A British Member of Parliament has accused the government of caring more about lucrative business deals with the Iranian regime than British citizens arbitrarily detained in the Islamic Republic.

In an essay published Wednesday in The IB Times, Tulip Siddiq, the Labour MP for Hampstead and Kilburn, wrote that the government was “unwilling to escalate action any further” to bring home British citizens “so as to not jeopardise the UK’s developing relationship with a state once viewed as irreconcilably hostile.”

Nazanin Zaghari-Ratcliffe, who was visiting family in Iran with her toddler, was detained at Tehran’s airport in April 2016, separated from her child, and charged with the “design and implementation of cyber and media projects to cause the soft toppling of the Islamic Republic.” She was consequently sentenced to five years in prison for being accused of attempting to overthrow the government.

Until recently, conversations of temporary release were ongoing, but earlier this month Iran handed the British-Iranian charity worker new charges.

Since she was arrested at Khomeini Airport last year, Zaghari-Ratcliffe’s physical and mental health has deteriorated and she was denied legal representation. Iran does not recognize dual citizenship and dual nationals like Zaghari-Ratcliffe are denied access to the embassies of their second nationality.

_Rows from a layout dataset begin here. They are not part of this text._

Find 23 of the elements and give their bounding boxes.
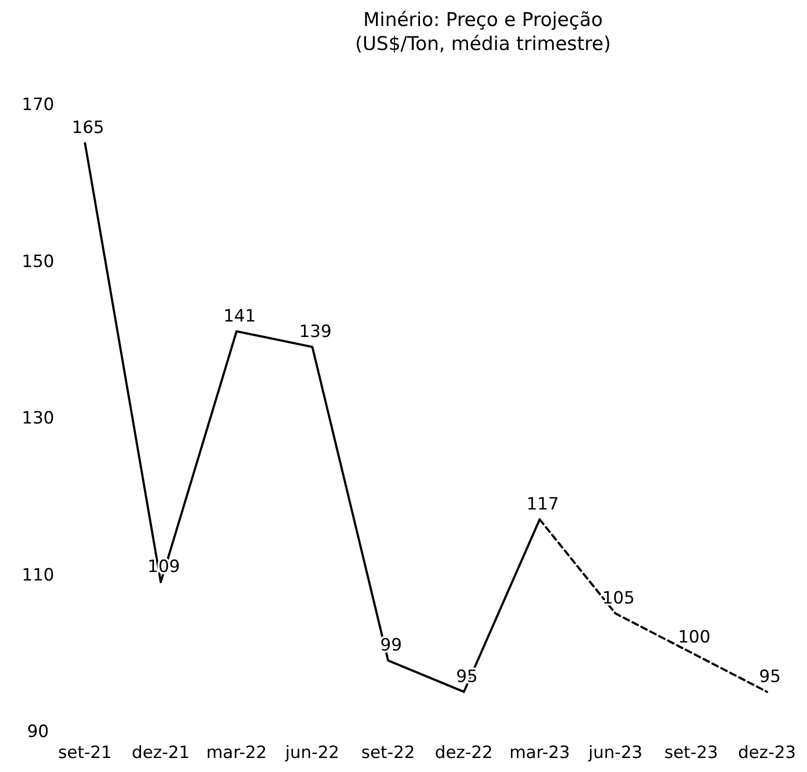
x-tick-label: set-22 <box>361 743 415 763</box>
y-tick-label: 90 <box>27 722 49 742</box>
x-tick-label: mar-22 <box>206 743 267 763</box>
x-tick-label: mar-23 <box>509 743 570 763</box>
x-tick-label: dez-21 <box>132 743 190 763</box>
x-tick-label: set-21 <box>58 743 112 763</box>
x-tick-label: dez-22 <box>434 743 493 763</box>
data-label: 139 <box>299 322 332 342</box>
y-tick-label: 130 <box>22 408 54 428</box>
x-tick-label: dez-23 <box>738 743 796 763</box>
x-tick-label: jun-22 <box>284 743 340 763</box>
y-tick-label: 110 <box>22 565 54 586</box>
data-label: 165 <box>72 118 104 138</box>
x-tick-label: jun-23 <box>587 743 642 763</box>
data-label: 141 <box>223 306 256 326</box>
data-label: 105 <box>602 588 635 608</box>
data-label: 95 <box>759 666 781 687</box>
y-tick-label: 170 <box>22 95 54 115</box>
data-label: 100 <box>678 628 710 648</box>
y-tick-label: 150 <box>22 252 54 272</box>
data-label: 117 <box>526 494 559 514</box>
chart-title: Minério: Preço e Projeção (US$/Ton, média trimestre) <box>355 9 611 55</box>
x-tick-label: set-23 <box>664 743 718 763</box>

According to Siddiq, the policy of the British government towards Iran is inexcusable in the face of egregious violations of human rights.  “The problem with this approach is that while it may be reaping dividends for the shareholders of British companies expanding business with Iran, it is not providing anything that resembles payback for Nazanin or her family,” she said, adding that “A year and the half down the line, and with the very real threat of 16 years imprisonment now hanging over her, business as usual is simply unacceptable.”

Siddiq continued, “It is a sickening blow for the family to hear of British businesses striking $600m (£455m) deals for new solar farms in Iran, while the Iranian Authorities deny Nazanin’s human rights with apparent impunity.” She added that “in their quest to sensitively navigate a precarious situation, the government risks appearing to appease a regime making life hell for our citizens.”

The arrests of the dual citizens are frequently the work Iran’s Islamic Revolutionary Guard Corps (IRGC), an arm of the Iranian regime that has just been designated by the Trump administration as a terrorist group in its entirety. A record number of dual citizens are currently lingering in Iranian prisons and have their basic rights denied.

In July 2016, the United Kingdom upgraded its warning to citizens traveling to Iran that they face a risk of being “arbitrarily detained.”